Cuando dejó de gemir, sus labios me buscaron y llamaron, a la par que con las manos me llevó a sucumbir a su boca de nuevo. Ésta vez se incorporó. Sentada, se colocó a mi altura. Arrebató
lujuriosamente la ropa, dejándome sólo el pantalón, y dedicó la plegaria de amor a mi piel desnuda mientras me tumbaba, empujándome con el cuerpo.

Su boca lasciva era suave. Acariciaba cada centímetro de mi piel dulce y furtivamente.

No demoró, y mis pantalones abandonaron su lugar apresuradamente, entre besos y caricias, acompasados por nuestra agitada respiración. Yo deseaba aquella fusión, sería la primera vez que estábamos completamente seguras de que la repercusión de nuestros actos no nos torturaría mañana, pero también, de que era la primera vez que nadie se interpondría.
Estábamos solas, ella y yo.

Con aquella dulzura que la caracterizaba y hacía tan especial, dio rienda suelta a su boca por mi cuerpo. Me hacía temblar, erizarme y suspirar, mientras se movía por mi anatomía, a su antojo, bajo la custodia de la pasión.

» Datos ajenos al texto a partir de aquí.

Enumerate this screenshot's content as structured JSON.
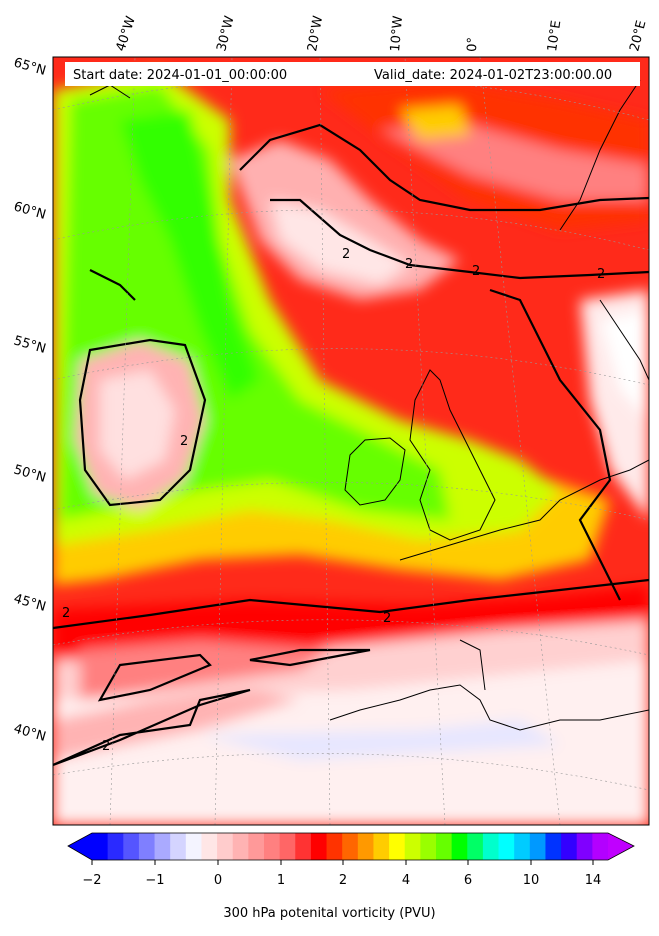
{
  "header": {
    "start_date": "Start date: 2024-01-01_00:00:00",
    "valid_date": "Valid_date: 2024-01-02T23:00:00.00"
  },
  "map": {
    "lon_labels": [
      "40°W",
      "30°W",
      "20°W",
      "10°W",
      "0°",
      "10°E",
      "20°E"
    ],
    "lat_labels": [
      "65°N",
      "60°N",
      "55°N",
      "50°N",
      "45°N",
      "40°N"
    ],
    "contour_value_label": "2",
    "contour_level_pvu": 2
  },
  "colorbar": {
    "title": "300 hPa potenital vorticity (PVU)",
    "tick_labels": [
      "−2",
      "−1",
      "0",
      "1",
      "2",
      "4",
      "6",
      "10",
      "14"
    ],
    "colors": [
      "#0000ff",
      "#2a2aff",
      "#5555ff",
      "#7f7fff",
      "#aaaaff",
      "#d4d4ff",
      "#f4f4ff",
      "#ffe6e6",
      "#ffcccc",
      "#ffb3b3",
      "#ff9999",
      "#ff8080",
      "#ff6666",
      "#ff3333",
      "#ff0000",
      "#ff3300",
      "#ff6600",
      "#ff9900",
      "#ffcc00",
      "#ffff00",
      "#ccff00",
      "#99ff00",
      "#66ff00",
      "#00ff00",
      "#00ff66",
      "#00ffcc",
      "#00ffff",
      "#00ccff",
      "#0099ff",
      "#0033ff",
      "#3300ff",
      "#8000ff",
      "#b300ff"
    ],
    "under_color": "#0000ff",
    "over_color": "#c000ff"
  }
}
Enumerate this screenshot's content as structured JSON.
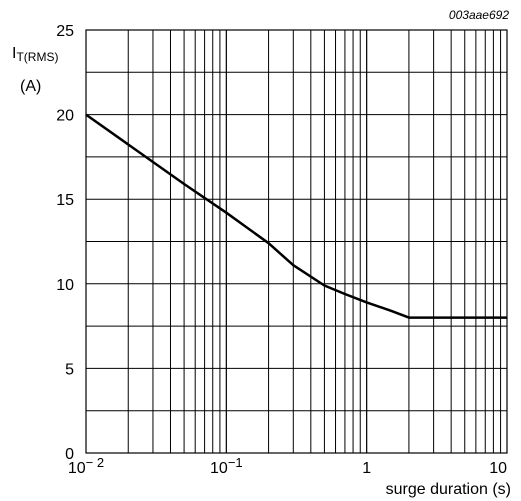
{
  "chart_data": {
    "type": "line",
    "reference": "003aae692",
    "ylabel": "I",
    "ylabel_sub": "T(RMS)",
    "yunit": "(A)",
    "xlabel": "surge duration (s)",
    "xscale": "log",
    "xlim": [
      0.01,
      10
    ],
    "ylim": [
      0,
      25
    ],
    "grid": true,
    "y_ticks": [
      0,
      5,
      10,
      15,
      20,
      25
    ],
    "x_ticks": [
      {
        "value": 0.01,
        "base": "10",
        "exp": "− 2"
      },
      {
        "value": 0.1,
        "base": "10",
        "exp": "−1"
      },
      {
        "value": 1,
        "base": "1",
        "exp": ""
      },
      {
        "value": 10,
        "base": "10",
        "exp": ""
      }
    ],
    "series": [
      {
        "x": [
          0.01,
          0.05,
          0.1,
          0.2,
          0.3,
          0.5,
          0.7,
          1.0,
          1.5,
          2.0,
          10
        ],
        "y": [
          20.0,
          15.9,
          14.2,
          12.4,
          11.1,
          9.9,
          9.4,
          8.9,
          8.4,
          8.0,
          8.0
        ]
      }
    ]
  }
}
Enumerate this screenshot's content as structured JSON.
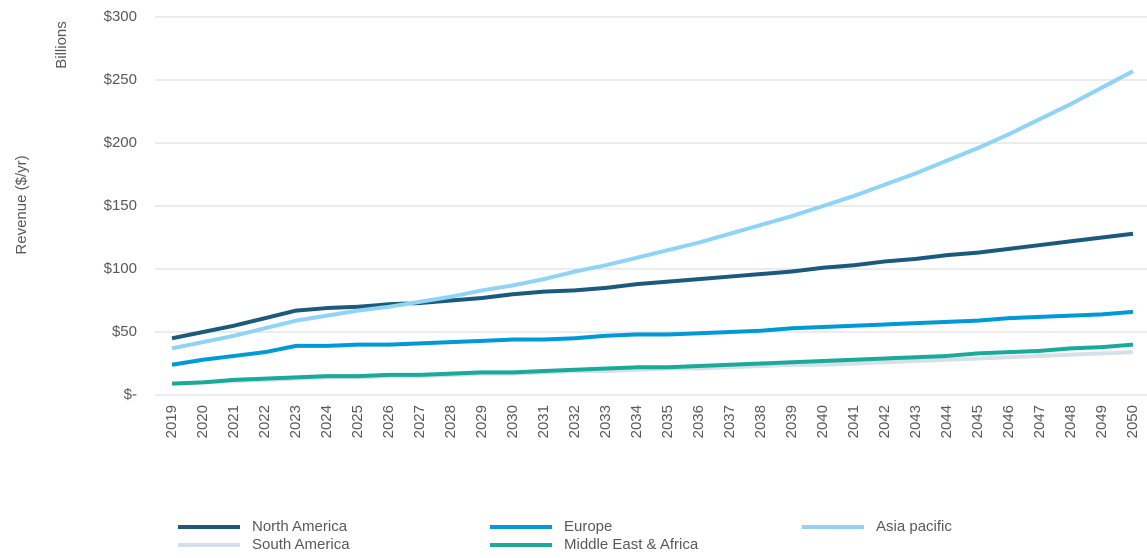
{
  "chart_data": {
    "type": "line",
    "y_label": "Revenue  ($/yr)",
    "y_unit": "Billions",
    "categories": [
      "2019",
      "2020",
      "2021",
      "2022",
      "2023",
      "2024",
      "2025",
      "2026",
      "2027",
      "2028",
      "2029",
      "2030",
      "2031",
      "2032",
      "2033",
      "2034",
      "2035",
      "2036",
      "2037",
      "2038",
      "2039",
      "2040",
      "2041",
      "2042",
      "2043",
      "2044",
      "2045",
      "2046",
      "2047",
      "2048",
      "2049",
      "2050"
    ],
    "series": [
      {
        "name": "North America",
        "color": "#1c5a7d",
        "values": [
          45,
          50,
          55,
          61,
          67,
          69,
          70,
          72,
          73,
          75,
          77,
          80,
          82,
          83,
          85,
          88,
          90,
          92,
          94,
          96,
          98,
          101,
          103,
          106,
          108,
          111,
          113,
          116,
          119,
          122,
          125,
          128
        ]
      },
      {
        "name": "Europe",
        "color": "#0099d8",
        "values": [
          24,
          28,
          31,
          34,
          39,
          39,
          40,
          40,
          41,
          42,
          43,
          44,
          44,
          45,
          47,
          48,
          48,
          49,
          50,
          51,
          53,
          54,
          55,
          56,
          57,
          58,
          59,
          61,
          62,
          63,
          64,
          66
        ]
      },
      {
        "name": "Asia pacific",
        "color": "#8fd3f5",
        "values": [
          37,
          42,
          47,
          53,
          59,
          63,
          67,
          70,
          74,
          78,
          83,
          87,
          92,
          98,
          103,
          109,
          115,
          121,
          128,
          135,
          142,
          150,
          158,
          167,
          176,
          186,
          196,
          207,
          219,
          231,
          244,
          257
        ]
      },
      {
        "name": "South America",
        "color": "#d6e0e8",
        "values": [
          9,
          10,
          11,
          12,
          13,
          14,
          14,
          15,
          15,
          16,
          17,
          17,
          18,
          19,
          19,
          20,
          21,
          21,
          22,
          23,
          24,
          24,
          25,
          26,
          27,
          28,
          29,
          30,
          31,
          32,
          33,
          34
        ]
      },
      {
        "name": "Middle East & Africa",
        "color": "#1aaa9b",
        "values": [
          9,
          10,
          12,
          13,
          14,
          15,
          15,
          16,
          16,
          17,
          18,
          18,
          19,
          20,
          21,
          22,
          22,
          23,
          24,
          25,
          26,
          27,
          28,
          29,
          30,
          31,
          33,
          34,
          35,
          37,
          38,
          40
        ]
      }
    ],
    "ylim": [
      0,
      300
    ],
    "yticks": [
      {
        "value": 0,
        "label": "$-"
      },
      {
        "value": 50,
        "label": "$50"
      },
      {
        "value": 100,
        "label": "$100"
      },
      {
        "value": 150,
        "label": "$150"
      },
      {
        "value": 200,
        "label": "$200"
      },
      {
        "value": 250,
        "label": "$250"
      },
      {
        "value": 300,
        "label": "$300"
      }
    ],
    "grid": true
  }
}
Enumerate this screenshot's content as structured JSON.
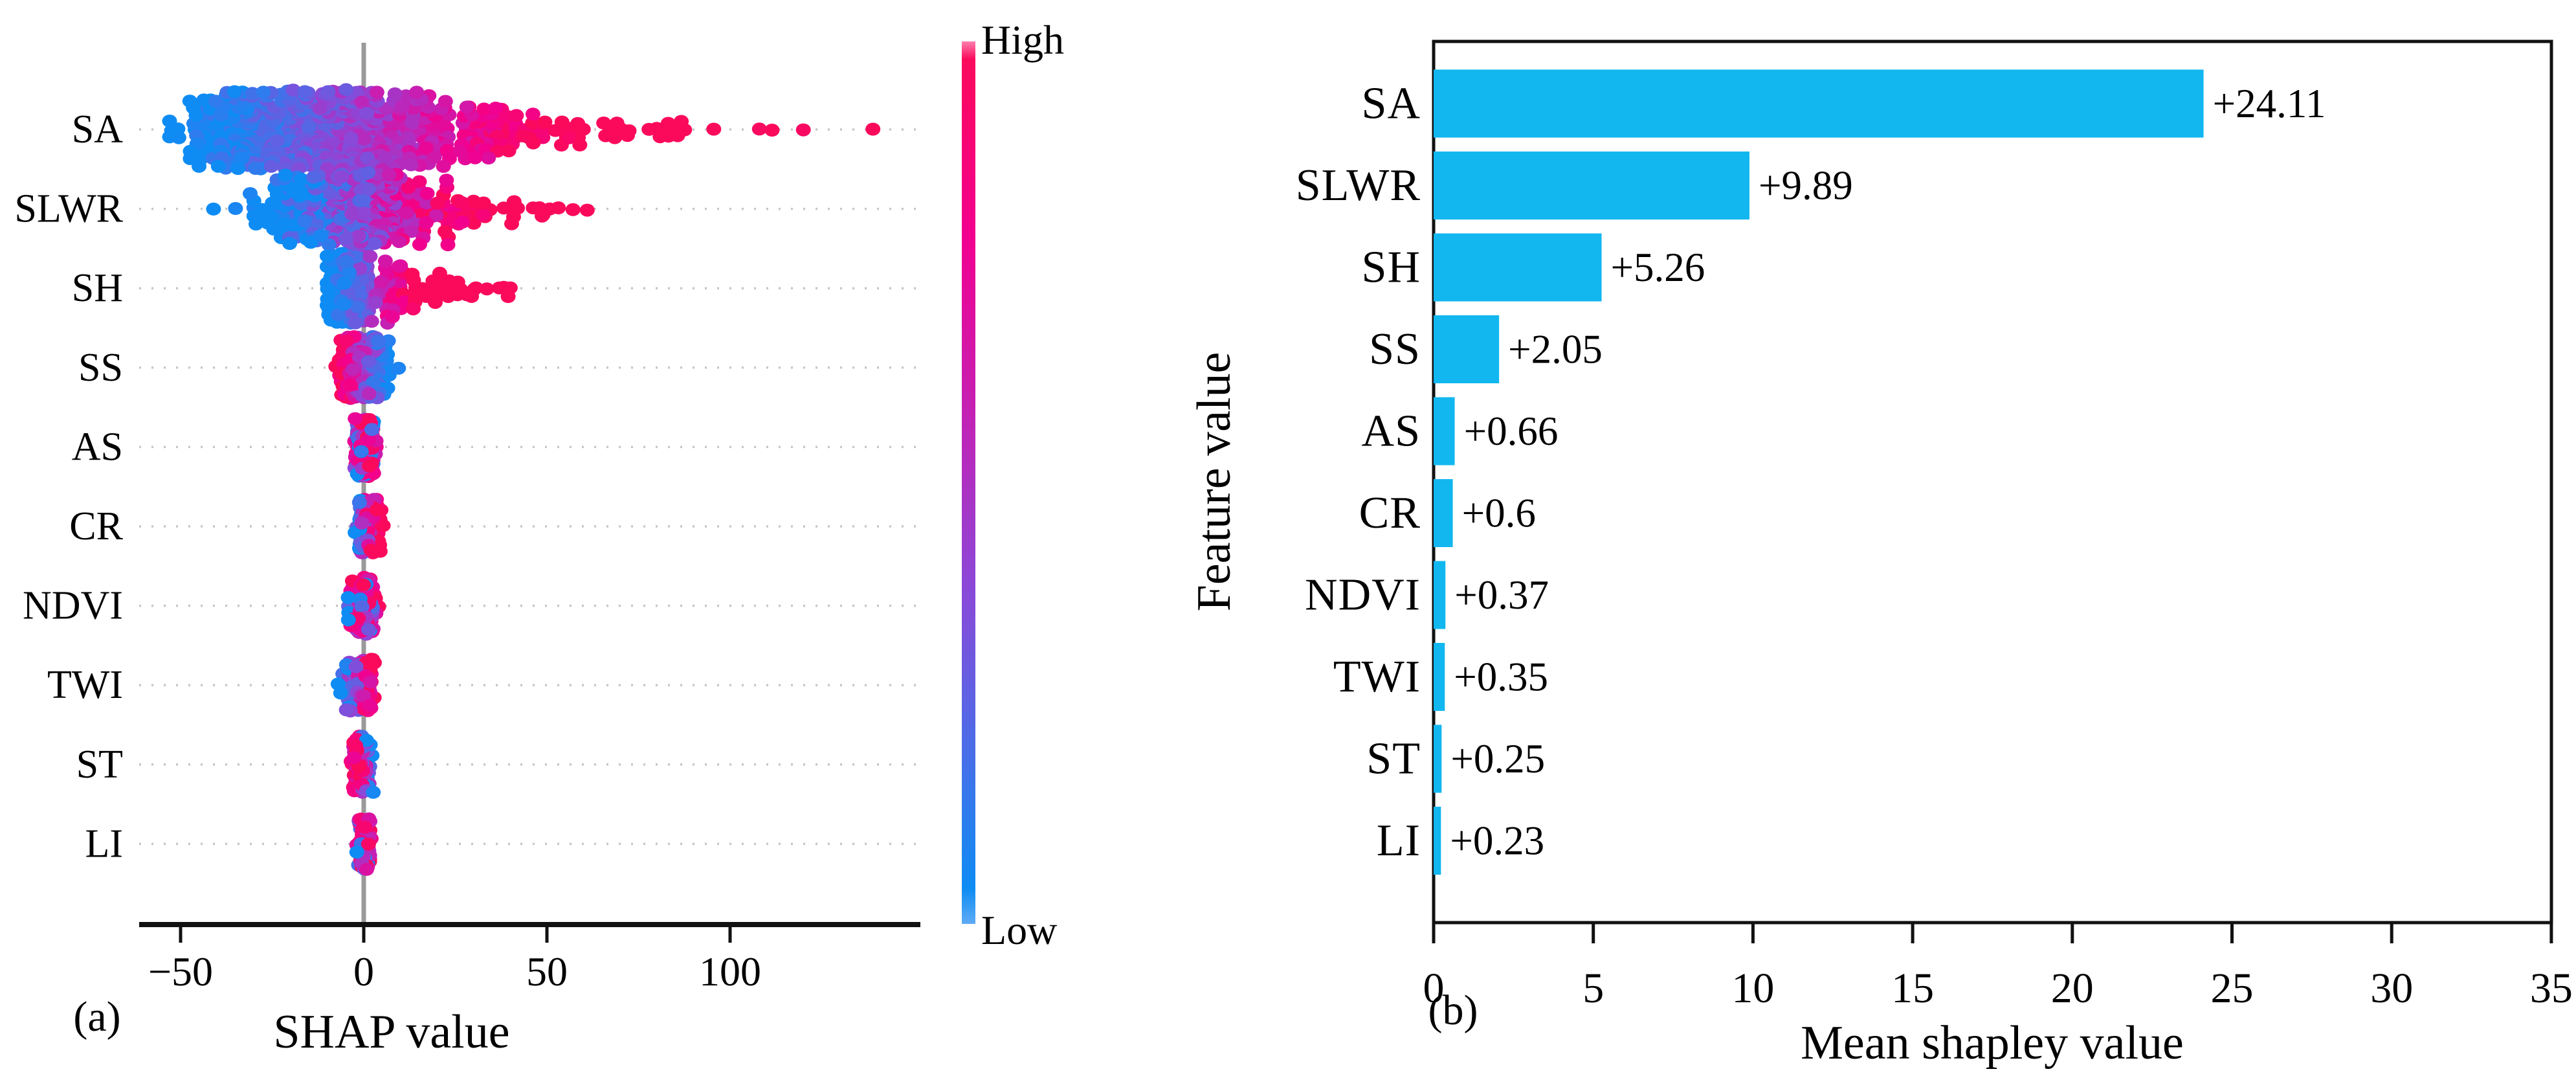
{
  "figure": {
    "panel_a_tag": "(a)",
    "panel_b_tag": "(b)",
    "colors": {
      "bar_cyan": "#12b7ef",
      "value_text_cyan": "#15b4ef",
      "axis_black": "#111111",
      "zero_line_gray": "#9a9a9a",
      "gridline_gray": "#c6c6c6",
      "colormap_low_blue": "#0e8cf4",
      "colormap_mid_purple": "#8b48d8",
      "colormap_mid_magenta": "#c421b4",
      "colormap_high_red": "#fb0a5c"
    }
  },
  "chart_data": [
    {
      "type": "scatter",
      "subtype": "shap-beeswarm",
      "xlabel": "SHAP value",
      "xlim": [
        -61,
        152
      ],
      "x_ticks": [
        {
          "v": -50,
          "label": "−50"
        },
        {
          "v": 0,
          "label": "0"
        },
        {
          "v": 50,
          "label": "50"
        },
        {
          "v": 100,
          "label": "100"
        }
      ],
      "features": [
        "SA",
        "SLWR",
        "SH",
        "SS",
        "AS",
        "CR",
        "NDVI",
        "TWI",
        "ST",
        "LI"
      ],
      "colorbar": {
        "high_label": "High",
        "low_label": "Low"
      },
      "grid": "dotted-rows",
      "zero_line": true,
      "swarms": [
        {
          "feature": "SA",
          "n": 660,
          "range": [
            -53,
            128
          ],
          "max_half": 62,
          "components": [
            {
              "m": -26,
              "s": 11,
              "w": 0.4
            },
            {
              "m": -10,
              "s": 6,
              "w": 0.18
            },
            {
              "m": 1,
              "s": 4,
              "w": 0.14
            },
            {
              "m": 14,
              "s": 9,
              "w": 0.13
            },
            {
              "m": 34,
              "s": 13,
              "w": 0.1
            },
            {
              "m": 70,
              "s": 20,
              "w": 0.05
            }
          ],
          "color": {
            "mode": "pos",
            "lo": -45,
            "hi": 52,
            "noise": 0.12
          },
          "outliers": [
            {
              "x": 139,
              "t": 1
            },
            {
              "x": 120,
              "t": 0.97
            },
            {
              "x": 108,
              "t": 0.98
            }
          ]
        },
        {
          "feature": "SLWR",
          "n": 400,
          "range": [
            -30,
            62
          ],
          "max_half": 56,
          "components": [
            {
              "m": -13,
              "s": 8,
              "w": 0.38
            },
            {
              "m": -1,
              "s": 5,
              "w": 0.3
            },
            {
              "m": 9,
              "s": 7,
              "w": 0.18
            },
            {
              "m": 24,
              "s": 10,
              "w": 0.12
            },
            {
              "m": 50,
              "s": 6,
              "w": 0.02
            }
          ],
          "color": {
            "mode": "pos",
            "lo": -22,
            "hi": 28,
            "noise": 0.22
          },
          "outliers": [
            {
              "x": -41,
              "t": 0
            },
            {
              "x": -35,
              "t": 0.04
            },
            {
              "x": -31,
              "t": 0.05
            },
            {
              "x": 61,
              "t": 1
            }
          ]
        },
        {
          "feature": "SH",
          "n": 310,
          "range": [
            -10,
            41
          ],
          "max_half": 54,
          "components": [
            {
              "m": -4.5,
              "s": 2.3,
              "w": 0.6
            },
            {
              "m": -0.5,
              "s": 1.5,
              "w": 0.15
            },
            {
              "m": 7,
              "s": 4.5,
              "w": 0.15
            },
            {
              "m": 20,
              "s": 8,
              "w": 0.1
            }
          ],
          "color": {
            "mode": "pos",
            "lo": -7.5,
            "hi": 13,
            "noise": 0.15
          },
          "outliers": [
            {
              "x": 40,
              "t": 1
            },
            {
              "x": 37,
              "t": 1
            }
          ]
        },
        {
          "feature": "SS",
          "n": 210,
          "range": [
            -8.5,
            10
          ],
          "max_half": 48,
          "components": [
            {
              "m": -3.2,
              "s": 1.9,
              "w": 0.55
            },
            {
              "m": 2.4,
              "s": 2.1,
              "w": 0.45
            }
          ],
          "color": {
            "mode": "neg",
            "lo": -6.5,
            "hi": 6,
            "noise": 0.2
          },
          "outliers": [
            {
              "x": 9.5,
              "t": 0.05
            }
          ]
        },
        {
          "feature": "AS",
          "n": 150,
          "range": [
            -4,
            5
          ],
          "max_half": 46,
          "components": [
            {
              "m": -0.6,
              "s": 1.1,
              "w": 0.55
            },
            {
              "m": 1.6,
              "s": 1.2,
              "w": 0.45
            }
          ],
          "color": {
            "mode": "mix",
            "hi_frac": 0.5,
            "noise": 0.2
          },
          "outliers": []
        },
        {
          "feature": "CR",
          "n": 145,
          "range": [
            -3,
            6.5
          ],
          "max_half": 42,
          "components": [
            {
              "m": -0.2,
              "s": 0.9,
              "w": 0.6
            },
            {
              "m": 2.3,
              "s": 1.4,
              "w": 0.4
            }
          ],
          "color": {
            "mode": "pos",
            "lo": -2,
            "hi": 3,
            "noise": 0.38
          },
          "outliers": []
        },
        {
          "feature": "NDVI",
          "n": 135,
          "range": [
            -5,
            5.5
          ],
          "max_half": 44,
          "components": [
            {
              "m": 0.3,
              "s": 1.0,
              "w": 0.8
            },
            {
              "m": -3.2,
              "s": 0.8,
              "w": 0.08
            },
            {
              "m": 2.6,
              "s": 1.0,
              "w": 0.12
            }
          ],
          "color": {
            "mode": "mix",
            "hi_frac": 0.72,
            "noise": 0.2
          },
          "outliers": [
            {
              "x": -4.2,
              "t": 0
            }
          ]
        },
        {
          "feature": "TWI",
          "n": 135,
          "range": [
            -7.5,
            4
          ],
          "max_half": 40,
          "components": [
            {
              "m": -1.8,
              "s": 1.9,
              "w": 0.5
            },
            {
              "m": 0.8,
              "s": 1.1,
              "w": 0.5
            }
          ],
          "color": {
            "mode": "pos",
            "lo": -5.5,
            "hi": 2.2,
            "noise": 0.3
          },
          "outliers": [
            {
              "x": -7,
              "t": 0
            },
            {
              "x": -6.3,
              "t": 0
            }
          ]
        },
        {
          "feature": "ST",
          "n": 115,
          "range": [
            -3.5,
            3.5
          ],
          "max_half": 44,
          "components": [
            {
              "m": -0.2,
              "s": 1.0,
              "w": 0.7
            },
            {
              "m": -1.6,
              "s": 0.8,
              "w": 0.3
            }
          ],
          "color": {
            "mode": "neg",
            "lo": -2.5,
            "hi": 2.2,
            "noise": 0.4
          },
          "outliers": [
            {
              "x": 2.6,
              "t": 0.03
            }
          ]
        },
        {
          "feature": "LI",
          "n": 95,
          "range": [
            -2.5,
            2.5
          ],
          "max_half": 40,
          "components": [
            {
              "m": 0.2,
              "s": 0.75,
              "w": 1.0
            }
          ],
          "color": {
            "mode": "mix",
            "hi_frac": 0.7,
            "noise": 0.2
          },
          "outliers": [
            {
              "x": -1.9,
              "t": 0
            },
            {
              "x": 1.3,
              "t": 0.96
            }
          ]
        }
      ]
    },
    {
      "type": "bar",
      "orientation": "horizontal",
      "xlabel": "Mean shapley value",
      "ylabel": "Feature value",
      "categories": [
        "SA",
        "SLWR",
        "SH",
        "SS",
        "AS",
        "CR",
        "NDVI",
        "TWI",
        "ST",
        "LI"
      ],
      "values": [
        24.11,
        9.89,
        5.26,
        2.05,
        0.66,
        0.6,
        0.37,
        0.35,
        0.25,
        0.23
      ],
      "value_labels": [
        "+24.11",
        "+9.89",
        "+5.26",
        "+2.05",
        "+0.66",
        "+0.6",
        "+0.37",
        "+0.35",
        "+0.25",
        "+0.23"
      ],
      "x_ticks": [
        {
          "v": 0,
          "label": "0"
        },
        {
          "v": 5,
          "label": "5"
        },
        {
          "v": 10,
          "label": "10"
        },
        {
          "v": 15,
          "label": "15"
        },
        {
          "v": 20,
          "label": "20"
        },
        {
          "v": 25,
          "label": "25"
        },
        {
          "v": 30,
          "label": "30"
        },
        {
          "v": 35,
          "label": "35"
        }
      ],
      "xlim": [
        0,
        35
      ],
      "grid": "off",
      "bar_color": "#12b7ef",
      "legend": "none"
    }
  ]
}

Reclamé sus labios una vez, nos hicimos una sola con cada beso dedicado. Con serenidad, acerqué mis labios a su oído, y la recordé que no habría problemas mañana, ni resquicios de lo que pudo ser un error.

Volvimos a besarnos nuevamente. Sus manos descendían hasta la oscuridad. Su lengua recorre mi torso desnudo y sus manos acarician los labios húmedos, palpitantes, aquella noche clandestina.

Las caricias incesantes solo remitieron para ser remplazadas por su lengua en interior. La cual, me regaló las más suaves, intensas, y primitivas caricias de la existencia.

Aquella noche, no pudo ser borrada jamás.